The director of Buffalo’s transportation authority suggests a transatlantic flight is only a matter of time because “big eastern airports are encountering more congestion, and European carriers are considering midsize U.S. airports like Buffalo.”
The argument is that if Newburgh-Stewart airport in New York and Hartford, Connecticut can support transatlantic flights then they can too.
- But Norwegian calls Stewart ‘New York’-Stewart. They’ve chosen it as a low cost and uncongested airport within reach of the New York City metropolitan area. The comparable pre-existing size of the airport’s traffic wasn’t the draw or justification for transatlantic service (and it’s by no means a foregone conclusion that the gamble will work).
- And Connecticut has the highest per capita income in the U.S. Yet Aer Lingus needed subsidies in the form of “$9 million in revenue guarantees over two years..along with a $3.6 million marketing program over the next three years” in order to start service.
Here are the 5 largest employers in the greater Buffalo area. Note that only one employs 10,000 people, and none are largely focused on the European market.
Until recently my home of Austin was marginal for transatlantic service. British Airways came in and offered a Boeing 787 flight, it was the perfect example of what the 787 was made for. And BA has a strong partner in the city in American Airlines. The service did well enough that it’s been upgauged much of the year to a Boeing 777. Condor came in and offered non-daily flights to Frankfurt, and Norwegian has announced London service as well.
That’s all within the past 3 years. And Austin is home to Dell, Whole Foods, and the University of Texas at Austin. Apple, IBM, and Samsung all have over 6000 employees in Austin. Accenture, Amazon, and AT&T are major employers in the area. And it’s the capital of Texas. And it’s been marginal to support transatlantic flights.

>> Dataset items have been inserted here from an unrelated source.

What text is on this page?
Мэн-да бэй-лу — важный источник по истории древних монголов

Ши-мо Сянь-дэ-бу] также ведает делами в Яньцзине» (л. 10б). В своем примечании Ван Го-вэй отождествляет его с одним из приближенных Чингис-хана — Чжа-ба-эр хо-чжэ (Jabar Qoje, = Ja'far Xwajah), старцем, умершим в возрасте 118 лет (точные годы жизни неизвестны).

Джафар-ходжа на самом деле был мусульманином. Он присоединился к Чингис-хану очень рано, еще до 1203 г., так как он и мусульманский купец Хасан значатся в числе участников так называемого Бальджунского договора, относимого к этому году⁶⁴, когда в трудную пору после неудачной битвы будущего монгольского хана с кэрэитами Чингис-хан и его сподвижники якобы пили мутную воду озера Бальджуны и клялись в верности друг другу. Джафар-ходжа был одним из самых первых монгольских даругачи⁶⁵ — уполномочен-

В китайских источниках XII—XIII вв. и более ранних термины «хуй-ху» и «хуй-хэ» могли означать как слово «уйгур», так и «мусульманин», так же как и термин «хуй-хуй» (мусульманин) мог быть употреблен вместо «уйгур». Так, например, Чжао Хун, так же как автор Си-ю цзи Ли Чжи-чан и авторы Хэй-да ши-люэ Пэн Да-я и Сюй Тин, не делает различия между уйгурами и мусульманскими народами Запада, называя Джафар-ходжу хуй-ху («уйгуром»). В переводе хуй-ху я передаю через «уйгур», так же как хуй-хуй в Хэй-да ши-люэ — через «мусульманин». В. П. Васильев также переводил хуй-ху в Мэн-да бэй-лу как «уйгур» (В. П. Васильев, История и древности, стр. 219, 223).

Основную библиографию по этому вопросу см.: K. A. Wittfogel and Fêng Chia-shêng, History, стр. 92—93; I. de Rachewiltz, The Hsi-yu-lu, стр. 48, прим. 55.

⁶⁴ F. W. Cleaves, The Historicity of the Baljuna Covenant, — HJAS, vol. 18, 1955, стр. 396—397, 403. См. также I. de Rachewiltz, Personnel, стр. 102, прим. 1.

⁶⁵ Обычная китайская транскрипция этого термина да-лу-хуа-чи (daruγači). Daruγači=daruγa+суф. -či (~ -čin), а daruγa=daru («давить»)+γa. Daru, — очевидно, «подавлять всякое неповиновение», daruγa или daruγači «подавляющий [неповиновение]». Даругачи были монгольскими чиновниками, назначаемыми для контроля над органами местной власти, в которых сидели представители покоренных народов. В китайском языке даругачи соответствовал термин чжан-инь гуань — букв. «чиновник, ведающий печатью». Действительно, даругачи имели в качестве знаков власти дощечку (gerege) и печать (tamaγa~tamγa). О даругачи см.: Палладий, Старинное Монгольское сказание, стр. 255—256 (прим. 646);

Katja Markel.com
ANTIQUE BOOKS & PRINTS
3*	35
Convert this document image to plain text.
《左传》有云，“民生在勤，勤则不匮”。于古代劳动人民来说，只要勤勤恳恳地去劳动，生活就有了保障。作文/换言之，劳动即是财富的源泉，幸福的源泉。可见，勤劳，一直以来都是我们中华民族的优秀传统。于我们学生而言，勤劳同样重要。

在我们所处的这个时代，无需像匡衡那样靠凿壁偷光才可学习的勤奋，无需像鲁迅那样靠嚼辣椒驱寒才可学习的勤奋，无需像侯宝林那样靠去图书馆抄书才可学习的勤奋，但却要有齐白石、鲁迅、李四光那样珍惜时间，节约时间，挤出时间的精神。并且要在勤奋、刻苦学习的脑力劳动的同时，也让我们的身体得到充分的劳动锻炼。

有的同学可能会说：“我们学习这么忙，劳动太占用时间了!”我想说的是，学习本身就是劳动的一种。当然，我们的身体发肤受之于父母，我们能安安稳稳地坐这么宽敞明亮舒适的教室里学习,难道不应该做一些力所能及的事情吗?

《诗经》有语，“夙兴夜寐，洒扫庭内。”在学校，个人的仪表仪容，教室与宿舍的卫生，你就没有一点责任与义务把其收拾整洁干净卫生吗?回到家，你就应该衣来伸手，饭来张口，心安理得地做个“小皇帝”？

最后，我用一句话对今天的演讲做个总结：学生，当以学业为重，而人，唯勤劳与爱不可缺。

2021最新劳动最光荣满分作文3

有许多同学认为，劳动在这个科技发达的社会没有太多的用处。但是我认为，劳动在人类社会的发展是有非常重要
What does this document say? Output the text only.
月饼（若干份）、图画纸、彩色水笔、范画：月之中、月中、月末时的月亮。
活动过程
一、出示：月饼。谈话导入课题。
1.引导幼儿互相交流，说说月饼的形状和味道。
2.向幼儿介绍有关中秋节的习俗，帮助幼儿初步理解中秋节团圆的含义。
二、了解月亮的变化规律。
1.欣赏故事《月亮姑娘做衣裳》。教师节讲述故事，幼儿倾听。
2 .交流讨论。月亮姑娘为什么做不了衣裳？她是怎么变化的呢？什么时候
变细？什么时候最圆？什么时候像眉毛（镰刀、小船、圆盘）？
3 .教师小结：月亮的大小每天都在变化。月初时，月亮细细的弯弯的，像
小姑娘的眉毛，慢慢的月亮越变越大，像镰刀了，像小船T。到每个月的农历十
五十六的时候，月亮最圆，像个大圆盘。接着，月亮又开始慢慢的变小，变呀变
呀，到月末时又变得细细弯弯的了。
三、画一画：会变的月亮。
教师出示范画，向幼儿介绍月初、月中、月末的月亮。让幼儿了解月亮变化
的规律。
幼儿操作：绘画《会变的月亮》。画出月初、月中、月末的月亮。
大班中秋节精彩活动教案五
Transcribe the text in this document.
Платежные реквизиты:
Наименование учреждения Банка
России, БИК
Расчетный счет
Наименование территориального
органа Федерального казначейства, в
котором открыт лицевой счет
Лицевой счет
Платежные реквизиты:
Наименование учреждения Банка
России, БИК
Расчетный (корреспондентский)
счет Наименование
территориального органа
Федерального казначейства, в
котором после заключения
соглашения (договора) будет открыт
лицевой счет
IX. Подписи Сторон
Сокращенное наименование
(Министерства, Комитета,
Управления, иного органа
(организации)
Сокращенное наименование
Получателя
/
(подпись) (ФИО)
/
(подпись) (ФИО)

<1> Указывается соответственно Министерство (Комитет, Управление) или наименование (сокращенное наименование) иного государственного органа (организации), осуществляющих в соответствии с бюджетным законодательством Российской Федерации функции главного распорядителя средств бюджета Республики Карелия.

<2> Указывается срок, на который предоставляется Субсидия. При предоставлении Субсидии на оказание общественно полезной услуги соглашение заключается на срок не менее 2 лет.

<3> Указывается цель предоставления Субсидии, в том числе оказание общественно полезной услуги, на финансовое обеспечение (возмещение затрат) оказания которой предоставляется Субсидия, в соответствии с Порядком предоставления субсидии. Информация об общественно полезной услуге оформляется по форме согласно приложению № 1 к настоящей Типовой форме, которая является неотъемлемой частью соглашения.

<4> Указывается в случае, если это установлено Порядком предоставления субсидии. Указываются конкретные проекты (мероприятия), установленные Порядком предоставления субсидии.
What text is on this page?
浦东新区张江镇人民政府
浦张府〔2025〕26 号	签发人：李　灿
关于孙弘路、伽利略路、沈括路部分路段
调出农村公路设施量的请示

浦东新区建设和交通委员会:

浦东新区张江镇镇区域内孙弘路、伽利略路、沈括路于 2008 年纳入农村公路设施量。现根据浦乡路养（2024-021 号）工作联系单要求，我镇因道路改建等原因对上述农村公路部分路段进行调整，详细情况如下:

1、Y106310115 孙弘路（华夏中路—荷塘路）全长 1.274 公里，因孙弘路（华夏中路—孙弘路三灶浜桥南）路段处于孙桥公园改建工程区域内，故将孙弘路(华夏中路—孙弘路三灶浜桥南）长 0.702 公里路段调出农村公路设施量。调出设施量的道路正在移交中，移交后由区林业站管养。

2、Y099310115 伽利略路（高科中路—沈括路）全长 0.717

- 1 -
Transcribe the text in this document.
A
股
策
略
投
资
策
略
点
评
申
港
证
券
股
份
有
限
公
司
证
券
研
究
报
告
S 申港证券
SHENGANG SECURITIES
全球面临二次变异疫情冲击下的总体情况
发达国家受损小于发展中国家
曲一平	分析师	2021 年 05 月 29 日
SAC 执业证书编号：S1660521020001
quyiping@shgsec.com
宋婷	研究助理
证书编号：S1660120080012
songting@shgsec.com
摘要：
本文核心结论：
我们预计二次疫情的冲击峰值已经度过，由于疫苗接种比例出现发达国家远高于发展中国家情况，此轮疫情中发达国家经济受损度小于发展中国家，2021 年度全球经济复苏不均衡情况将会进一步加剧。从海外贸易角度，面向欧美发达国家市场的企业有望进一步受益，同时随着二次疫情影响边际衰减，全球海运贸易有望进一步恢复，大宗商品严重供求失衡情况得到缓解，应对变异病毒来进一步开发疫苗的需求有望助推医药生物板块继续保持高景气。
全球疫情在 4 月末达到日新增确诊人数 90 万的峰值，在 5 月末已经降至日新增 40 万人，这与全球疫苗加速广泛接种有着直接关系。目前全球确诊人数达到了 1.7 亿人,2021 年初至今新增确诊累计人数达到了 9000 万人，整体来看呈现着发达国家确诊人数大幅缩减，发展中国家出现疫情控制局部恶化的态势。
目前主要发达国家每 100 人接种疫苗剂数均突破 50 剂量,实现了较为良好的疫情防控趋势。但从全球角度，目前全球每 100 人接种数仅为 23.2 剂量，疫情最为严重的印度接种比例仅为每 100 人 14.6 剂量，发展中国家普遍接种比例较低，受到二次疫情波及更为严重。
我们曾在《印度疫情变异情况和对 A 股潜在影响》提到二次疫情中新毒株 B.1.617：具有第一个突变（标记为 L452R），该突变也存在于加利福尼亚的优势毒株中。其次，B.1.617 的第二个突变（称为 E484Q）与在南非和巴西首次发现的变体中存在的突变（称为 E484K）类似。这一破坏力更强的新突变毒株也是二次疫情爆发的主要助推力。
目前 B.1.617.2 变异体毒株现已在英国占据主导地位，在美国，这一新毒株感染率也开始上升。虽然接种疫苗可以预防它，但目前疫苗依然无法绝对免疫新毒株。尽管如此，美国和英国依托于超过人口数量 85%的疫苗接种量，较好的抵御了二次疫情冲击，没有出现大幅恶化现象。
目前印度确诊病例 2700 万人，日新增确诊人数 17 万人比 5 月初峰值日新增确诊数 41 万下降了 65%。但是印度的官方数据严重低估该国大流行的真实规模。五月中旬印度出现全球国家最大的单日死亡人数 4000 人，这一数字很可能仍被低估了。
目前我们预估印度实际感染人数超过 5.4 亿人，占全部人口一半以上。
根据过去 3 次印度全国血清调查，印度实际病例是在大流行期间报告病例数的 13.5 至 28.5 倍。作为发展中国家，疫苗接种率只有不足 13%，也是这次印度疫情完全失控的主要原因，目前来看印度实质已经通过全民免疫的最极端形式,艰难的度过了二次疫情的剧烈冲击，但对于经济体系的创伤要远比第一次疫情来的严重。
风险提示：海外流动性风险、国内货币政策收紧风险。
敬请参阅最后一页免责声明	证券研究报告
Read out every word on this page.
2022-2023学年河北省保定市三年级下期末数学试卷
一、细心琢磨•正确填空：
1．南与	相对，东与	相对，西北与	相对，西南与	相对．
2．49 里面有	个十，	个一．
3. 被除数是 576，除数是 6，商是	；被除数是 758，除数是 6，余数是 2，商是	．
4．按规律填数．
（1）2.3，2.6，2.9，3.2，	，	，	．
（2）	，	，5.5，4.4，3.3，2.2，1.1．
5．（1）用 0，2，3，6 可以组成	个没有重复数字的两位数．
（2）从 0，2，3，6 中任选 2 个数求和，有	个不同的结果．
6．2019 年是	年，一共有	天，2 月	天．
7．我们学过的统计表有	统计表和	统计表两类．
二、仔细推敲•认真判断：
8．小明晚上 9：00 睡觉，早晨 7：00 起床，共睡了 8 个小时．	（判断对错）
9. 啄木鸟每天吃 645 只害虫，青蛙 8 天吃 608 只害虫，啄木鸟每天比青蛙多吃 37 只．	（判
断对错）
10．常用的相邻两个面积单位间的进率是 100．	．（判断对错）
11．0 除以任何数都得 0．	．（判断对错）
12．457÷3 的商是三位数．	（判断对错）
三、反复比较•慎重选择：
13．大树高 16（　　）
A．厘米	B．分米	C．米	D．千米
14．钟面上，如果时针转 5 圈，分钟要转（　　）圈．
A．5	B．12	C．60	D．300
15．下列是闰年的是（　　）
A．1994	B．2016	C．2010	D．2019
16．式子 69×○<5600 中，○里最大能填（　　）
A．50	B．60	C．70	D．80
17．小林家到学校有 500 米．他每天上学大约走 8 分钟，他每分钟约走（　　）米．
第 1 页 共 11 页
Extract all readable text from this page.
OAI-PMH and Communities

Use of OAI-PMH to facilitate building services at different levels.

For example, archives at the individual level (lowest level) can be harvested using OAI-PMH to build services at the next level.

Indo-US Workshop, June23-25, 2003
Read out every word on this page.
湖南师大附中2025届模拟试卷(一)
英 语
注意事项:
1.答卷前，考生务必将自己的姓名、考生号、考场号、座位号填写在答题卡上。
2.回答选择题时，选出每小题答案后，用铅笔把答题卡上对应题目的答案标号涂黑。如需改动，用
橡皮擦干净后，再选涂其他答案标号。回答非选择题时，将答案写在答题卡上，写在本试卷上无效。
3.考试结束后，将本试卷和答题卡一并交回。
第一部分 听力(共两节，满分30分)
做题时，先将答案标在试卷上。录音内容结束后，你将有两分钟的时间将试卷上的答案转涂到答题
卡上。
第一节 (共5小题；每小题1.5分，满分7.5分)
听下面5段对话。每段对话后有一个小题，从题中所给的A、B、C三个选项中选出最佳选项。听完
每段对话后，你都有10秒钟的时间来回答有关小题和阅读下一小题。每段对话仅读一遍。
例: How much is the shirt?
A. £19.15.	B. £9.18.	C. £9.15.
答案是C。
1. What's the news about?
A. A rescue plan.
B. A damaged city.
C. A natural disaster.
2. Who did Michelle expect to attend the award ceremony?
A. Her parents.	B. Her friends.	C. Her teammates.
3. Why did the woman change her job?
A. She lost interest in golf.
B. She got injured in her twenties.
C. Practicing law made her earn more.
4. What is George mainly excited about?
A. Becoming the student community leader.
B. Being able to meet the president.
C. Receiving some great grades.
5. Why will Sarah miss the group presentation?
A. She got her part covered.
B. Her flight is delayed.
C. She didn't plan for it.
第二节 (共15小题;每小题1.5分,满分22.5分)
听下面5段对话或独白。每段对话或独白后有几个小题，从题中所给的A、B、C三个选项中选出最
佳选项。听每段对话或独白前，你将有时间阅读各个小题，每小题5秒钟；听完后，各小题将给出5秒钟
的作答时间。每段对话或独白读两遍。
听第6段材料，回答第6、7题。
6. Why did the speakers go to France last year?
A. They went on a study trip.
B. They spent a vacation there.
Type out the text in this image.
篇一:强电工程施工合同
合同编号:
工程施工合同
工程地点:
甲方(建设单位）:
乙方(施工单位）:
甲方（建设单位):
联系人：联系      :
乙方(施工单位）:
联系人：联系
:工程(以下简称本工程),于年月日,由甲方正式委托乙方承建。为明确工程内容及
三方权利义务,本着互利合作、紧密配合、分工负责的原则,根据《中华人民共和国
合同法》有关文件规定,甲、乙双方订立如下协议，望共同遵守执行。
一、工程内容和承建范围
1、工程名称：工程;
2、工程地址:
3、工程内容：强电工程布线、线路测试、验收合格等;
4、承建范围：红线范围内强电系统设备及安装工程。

Granted Buffalo is geographically better-positioned for smaller aircraft to Europe. But the city’s population peaked in 1950. Per capita income is about 30% below that of the New York City area.
Steel production at Bethlehem Steel on the shores of Lake Erie, 1973, source: EPA via Wikimedia Commons
And Buffalo airport is a two hour drive from Toronto’s Pearson and less than an hour in the air to Philadelphia, Boston, New York JFK and Newark.
Somehow Buffalo thinks their proximity to other major population centers helps their cause.
[The airport’s marketing manager will] often display a nighttime photo of Western New York and Southern Ontario taken from space depicting a thick concentration of lights stretching from Toronto to Buffalo.
That image represents millions of potential airline customers.
“We have to think internationally,” Vanecek said. “And we can because the Canadians are a big part of this.”
When the Canadian dollar was stronger, and the US border friendlier, more Canadians crossed into the US to find cheap fares out of Buffalo. But even that’s dried up.
The number of people flying out of Buffalo’s airport has been on a long-term decline.
San Antonio, Indianapolis, Columbus, Milwaukee, West Palm Beach, and Jacksonville, Florida are all busier airports than Buffalo (although in fairness Western Europe is within range for a Buffalo 737 MAX 9 or 10, whereas these other airports are not in standard configuration).
But what about the other side of the market? Europeans want to fly to Toronto and want to fly to New York. Buffalo simply is neither a business nor leisure market for them. Carriers would be relying largely on the local Buffalo market. And the striking thing about the airport’s case for transatlantic service is that they seem to mention everything other than the number of people in Buffalo flying to Europe.